Short answer: they didn't, not any more than people and lions live together today (Elsa is an exception*).
Longer answer. I'll start with the objection.
"This doesn't work. For millions of years, dinosaurs roamed all of the earth. There were millions and billions of dinosaurs all over the continents, even on modern Antarctica, back then there would have been no place in the world where you could live without bumping into a dinosaur!"
OK, do you have evidence for that claim?
First, I'd like to note, not all of the dinos were dangerous, and technically, some dangerous creatures featured in dinosaur books weren't dinosaurs (Dimetrodon, Pterodactylus, Mososaurus ...). Have a look at these guys whom I salvaged from a google site now down, onto a blog of mine:
- Bradysaurus 2.5 to 3 m, a pretty big thing, but given the angle of the legs, probably moved somewhat slowly. Think of it like meeting a giant turtle in a fantasy novel.
- Hipposaurus boonstrai Skull length: 21 cm, Length: 1.2 m ... bigger than a dog (except a Great Dane), would reach you to the knees. Not the best guy to make angry, if you can avoid it, but probably not the worst threat to your life either.
- Pareiasaurus serridens 2.5 m. A plant eater.

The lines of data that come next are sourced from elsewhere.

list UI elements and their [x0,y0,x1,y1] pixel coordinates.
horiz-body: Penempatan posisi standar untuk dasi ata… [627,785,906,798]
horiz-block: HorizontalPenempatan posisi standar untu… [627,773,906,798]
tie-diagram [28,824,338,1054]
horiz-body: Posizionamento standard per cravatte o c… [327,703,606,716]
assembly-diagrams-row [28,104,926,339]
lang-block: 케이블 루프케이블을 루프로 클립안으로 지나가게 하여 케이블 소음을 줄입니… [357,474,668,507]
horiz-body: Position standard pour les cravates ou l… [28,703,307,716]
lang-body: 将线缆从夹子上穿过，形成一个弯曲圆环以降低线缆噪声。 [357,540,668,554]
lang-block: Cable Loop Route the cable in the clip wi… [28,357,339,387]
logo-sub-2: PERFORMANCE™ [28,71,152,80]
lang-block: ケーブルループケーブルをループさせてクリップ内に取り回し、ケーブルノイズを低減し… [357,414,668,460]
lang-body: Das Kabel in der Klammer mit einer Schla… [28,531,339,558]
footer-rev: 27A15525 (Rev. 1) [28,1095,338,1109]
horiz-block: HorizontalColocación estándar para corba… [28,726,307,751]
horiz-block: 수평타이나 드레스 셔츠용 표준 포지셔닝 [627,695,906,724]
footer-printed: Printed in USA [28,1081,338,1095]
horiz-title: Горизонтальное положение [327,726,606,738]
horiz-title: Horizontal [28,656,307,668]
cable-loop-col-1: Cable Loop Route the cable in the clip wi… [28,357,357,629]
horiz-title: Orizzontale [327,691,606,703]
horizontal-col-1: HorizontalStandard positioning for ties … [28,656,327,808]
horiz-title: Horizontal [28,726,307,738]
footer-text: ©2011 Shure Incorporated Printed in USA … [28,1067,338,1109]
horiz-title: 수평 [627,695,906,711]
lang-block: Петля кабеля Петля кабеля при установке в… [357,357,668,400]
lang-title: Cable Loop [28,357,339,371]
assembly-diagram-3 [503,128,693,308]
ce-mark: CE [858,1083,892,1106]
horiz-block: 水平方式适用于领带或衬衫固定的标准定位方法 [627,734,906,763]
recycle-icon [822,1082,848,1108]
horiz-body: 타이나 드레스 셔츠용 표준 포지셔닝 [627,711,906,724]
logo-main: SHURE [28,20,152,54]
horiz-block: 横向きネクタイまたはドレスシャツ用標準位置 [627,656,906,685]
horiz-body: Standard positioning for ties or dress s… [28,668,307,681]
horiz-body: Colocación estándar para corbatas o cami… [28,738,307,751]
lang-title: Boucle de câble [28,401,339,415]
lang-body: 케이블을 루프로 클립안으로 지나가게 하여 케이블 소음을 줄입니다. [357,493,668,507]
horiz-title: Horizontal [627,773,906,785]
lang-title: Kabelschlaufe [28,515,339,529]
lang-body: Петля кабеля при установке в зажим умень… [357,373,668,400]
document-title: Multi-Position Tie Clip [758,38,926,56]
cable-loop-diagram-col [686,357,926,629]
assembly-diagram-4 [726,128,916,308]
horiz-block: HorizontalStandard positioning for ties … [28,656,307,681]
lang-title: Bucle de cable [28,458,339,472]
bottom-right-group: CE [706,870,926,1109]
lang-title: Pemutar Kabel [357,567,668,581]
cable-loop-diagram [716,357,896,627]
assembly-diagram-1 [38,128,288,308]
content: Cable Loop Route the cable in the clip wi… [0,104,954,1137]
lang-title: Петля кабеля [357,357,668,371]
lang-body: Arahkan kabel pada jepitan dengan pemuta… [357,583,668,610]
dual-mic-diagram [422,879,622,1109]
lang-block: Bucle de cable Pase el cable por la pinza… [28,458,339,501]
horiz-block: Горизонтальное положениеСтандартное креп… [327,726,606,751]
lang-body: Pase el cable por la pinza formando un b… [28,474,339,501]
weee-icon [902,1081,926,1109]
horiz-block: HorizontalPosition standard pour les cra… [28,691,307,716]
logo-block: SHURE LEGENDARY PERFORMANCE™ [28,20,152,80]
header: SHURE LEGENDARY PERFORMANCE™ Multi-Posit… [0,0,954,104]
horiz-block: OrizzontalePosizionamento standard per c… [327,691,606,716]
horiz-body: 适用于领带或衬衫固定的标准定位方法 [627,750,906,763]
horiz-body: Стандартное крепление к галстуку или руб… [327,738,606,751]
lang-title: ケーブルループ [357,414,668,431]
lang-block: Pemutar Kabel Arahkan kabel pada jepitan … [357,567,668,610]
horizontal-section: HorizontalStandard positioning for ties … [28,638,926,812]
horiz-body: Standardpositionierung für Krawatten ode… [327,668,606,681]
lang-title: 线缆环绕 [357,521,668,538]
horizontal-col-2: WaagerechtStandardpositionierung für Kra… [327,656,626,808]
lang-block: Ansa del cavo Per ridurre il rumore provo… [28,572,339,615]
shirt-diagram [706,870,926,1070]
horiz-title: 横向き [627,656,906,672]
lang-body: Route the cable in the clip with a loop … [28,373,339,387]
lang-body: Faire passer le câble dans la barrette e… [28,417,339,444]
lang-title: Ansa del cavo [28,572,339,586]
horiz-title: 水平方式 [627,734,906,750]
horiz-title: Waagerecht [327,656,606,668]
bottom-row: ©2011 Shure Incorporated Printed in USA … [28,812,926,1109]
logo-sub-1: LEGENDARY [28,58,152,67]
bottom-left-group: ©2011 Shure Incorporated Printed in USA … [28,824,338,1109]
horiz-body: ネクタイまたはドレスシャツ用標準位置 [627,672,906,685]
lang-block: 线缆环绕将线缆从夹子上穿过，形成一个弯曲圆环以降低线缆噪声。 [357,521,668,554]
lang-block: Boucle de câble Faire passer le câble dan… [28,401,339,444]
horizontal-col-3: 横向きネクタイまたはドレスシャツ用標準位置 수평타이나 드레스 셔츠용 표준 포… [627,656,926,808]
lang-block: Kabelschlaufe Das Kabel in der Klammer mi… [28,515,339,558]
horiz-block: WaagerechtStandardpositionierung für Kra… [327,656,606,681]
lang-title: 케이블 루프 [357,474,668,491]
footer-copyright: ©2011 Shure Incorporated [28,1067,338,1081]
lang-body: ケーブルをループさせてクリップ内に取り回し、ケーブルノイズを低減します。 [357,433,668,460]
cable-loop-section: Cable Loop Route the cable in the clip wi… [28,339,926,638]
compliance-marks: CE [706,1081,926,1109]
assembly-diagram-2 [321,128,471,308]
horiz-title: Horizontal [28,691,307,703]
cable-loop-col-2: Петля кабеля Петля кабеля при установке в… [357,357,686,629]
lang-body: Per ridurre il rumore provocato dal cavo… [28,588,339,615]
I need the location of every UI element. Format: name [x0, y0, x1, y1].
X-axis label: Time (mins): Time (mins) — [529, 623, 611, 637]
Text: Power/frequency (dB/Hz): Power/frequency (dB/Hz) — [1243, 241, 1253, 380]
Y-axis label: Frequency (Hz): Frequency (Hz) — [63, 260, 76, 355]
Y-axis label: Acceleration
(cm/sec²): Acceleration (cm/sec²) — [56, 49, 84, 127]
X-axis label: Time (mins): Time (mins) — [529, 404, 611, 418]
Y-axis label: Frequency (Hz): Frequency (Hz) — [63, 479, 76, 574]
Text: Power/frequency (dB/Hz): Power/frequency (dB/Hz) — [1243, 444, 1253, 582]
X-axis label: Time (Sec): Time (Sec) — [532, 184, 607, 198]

Now, the other thing is, Young Earth Creationism means, most dinosaurs we find, perhaps all of them (outside cryptozoology), were buried in the Flood. A pretty recent Flood. We have a fair sample of things that lived on land back then, the three fellers I linked to being from South Africa and probably all from some part of Karroo. Border Cave is post-Flood, but pre-Flood caves like Sibudu Cave, Klasies River Caves, some layers of Wonderwerk Cave are all a fair distance from Karroo. And seem to have no dinos associated with them.
"But come on, there are millions of fossils we've found!"
According to Slate**, no:
There are currently about 3,000 so-called “full” dinosaur specimens—complete or near-complete skeletons or just a complete or near-complete skull—in museums around the United States
...
The United States, China, and Argentina have especially numerous fossil deposits, followed by Canada, England, and Mongolia. (China and Argentina have proved especially fertile as of late. Since 1990, there has been a 132 percent and 165 percent increase in genera discovery in these two countries, respectively.) These six countries account for 75 percent of the world’s dinosaur finds. Australia, Europe, and Africa are less fertile.
So, if the US has only 3000 full skeleta of dinos, and if this is matched by very few other countries, which cover a restricted area of our earth where God put us, and put our pre-Flood ancestors and their neighbours, I think there was actually a good chance of living in the pre-Flood world without bumping into a dangerous dinosaur, or even an uncomfortable one, like possibly the Pareiosaurus was.
Hans Georg Lundahl
Paris
St. Alfonsus Maria Liguori
2.VIII.2025
* The generic of that song has maybe something to say about a bad idea of Mr. Trump's, hope he changes his mind ...
** Here is the link:
Will we ever run out of dinosaur bones?